With no budget, and no plan, defence analysts and leadership within the military are searching for a path forward. Short of getting out the begging bowl, nothing seems to be sticking at the national level. Thus, it may be time to consider the harsh reality that the policy, budget, and force levels of the SANDF need a massive overhaul. This is, of course, not politically expedient. Matching the woeful defence budget with a useful force structure similar to the FDF would mean over 25,000 job cuts. It would mean a complete shelving of certain units and the mothballing of many epaulettes in the higher ranks.

However, looking at the Finnish defence reform model, a five year phasing out of the old and introduction of the new is at least possible. Even doubling this to ten years would be a positive step forward. This is because the reality of the SANDF is that to simply plod along in the current climate of underfunding would result in an ineffective, obsolete force incapable of mounting any serious expeditionary campaign for any particularly lengthy period of time. Indeed, even if the budget were to miraculously double tomorrow, the backsliding into inefficiency may already be irreversible.
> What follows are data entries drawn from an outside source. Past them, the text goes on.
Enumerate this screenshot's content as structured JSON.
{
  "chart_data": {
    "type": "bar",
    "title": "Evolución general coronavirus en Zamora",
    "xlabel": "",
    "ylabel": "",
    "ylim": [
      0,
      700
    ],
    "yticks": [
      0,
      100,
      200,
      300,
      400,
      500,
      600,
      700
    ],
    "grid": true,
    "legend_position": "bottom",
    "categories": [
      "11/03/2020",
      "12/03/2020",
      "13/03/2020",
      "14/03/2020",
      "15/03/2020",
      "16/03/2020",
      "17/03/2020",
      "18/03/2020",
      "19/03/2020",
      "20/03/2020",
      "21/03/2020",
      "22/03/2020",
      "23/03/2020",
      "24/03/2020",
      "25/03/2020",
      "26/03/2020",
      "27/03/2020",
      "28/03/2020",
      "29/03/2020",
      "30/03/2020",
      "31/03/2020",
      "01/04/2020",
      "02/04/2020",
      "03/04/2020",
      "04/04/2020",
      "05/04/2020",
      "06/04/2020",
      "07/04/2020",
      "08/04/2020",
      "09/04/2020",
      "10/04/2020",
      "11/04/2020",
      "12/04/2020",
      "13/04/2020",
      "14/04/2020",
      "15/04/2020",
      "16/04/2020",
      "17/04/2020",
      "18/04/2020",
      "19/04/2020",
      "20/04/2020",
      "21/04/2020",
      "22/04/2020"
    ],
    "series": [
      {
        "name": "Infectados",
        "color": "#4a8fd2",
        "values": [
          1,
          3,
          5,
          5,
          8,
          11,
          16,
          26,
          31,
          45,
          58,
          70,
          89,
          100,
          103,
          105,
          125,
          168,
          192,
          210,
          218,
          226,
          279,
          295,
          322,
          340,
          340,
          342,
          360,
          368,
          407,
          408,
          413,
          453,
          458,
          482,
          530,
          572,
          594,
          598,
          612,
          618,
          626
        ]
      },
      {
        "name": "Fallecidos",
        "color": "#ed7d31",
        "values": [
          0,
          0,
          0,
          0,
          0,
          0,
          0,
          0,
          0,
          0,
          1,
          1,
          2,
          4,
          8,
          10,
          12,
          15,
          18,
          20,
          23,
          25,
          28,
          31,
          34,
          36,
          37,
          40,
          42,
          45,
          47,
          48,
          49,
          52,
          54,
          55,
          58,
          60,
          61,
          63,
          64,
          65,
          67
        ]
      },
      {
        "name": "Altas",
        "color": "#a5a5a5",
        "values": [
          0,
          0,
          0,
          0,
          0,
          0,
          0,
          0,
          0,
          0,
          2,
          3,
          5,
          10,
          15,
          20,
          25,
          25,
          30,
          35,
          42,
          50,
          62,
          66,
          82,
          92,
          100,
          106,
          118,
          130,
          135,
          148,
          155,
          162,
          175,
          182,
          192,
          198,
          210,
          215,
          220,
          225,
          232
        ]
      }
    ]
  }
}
Put simply, the SANDF has set its sights too high. This was not their fault, given the assurances they received from the then defence minister that money would be found to improve the defence force. But the bar was set too high, and with no alternative policy, too many troops and a minimal budget, the SANDF must undergo drastic reform. This is not to say, however, that South Africa should take a simplistic carbon copy approach of the FDF. The point is more that a functional, affordable defence is possible and that a real world comparison exists. The strategic environment in South Africa sees a country wishing to secure its maritime borders, maintain air supremecy in the region, defend its borders, and mount expeditionary interventions into the heart of Africa. These are not achievable on the scale South African foreign interests desire. Worse still, simply plodding onwards with the existing SANDF framework, using the budget available and the Defence Review as a rudder will simply push the military into further inadequacy in its job description.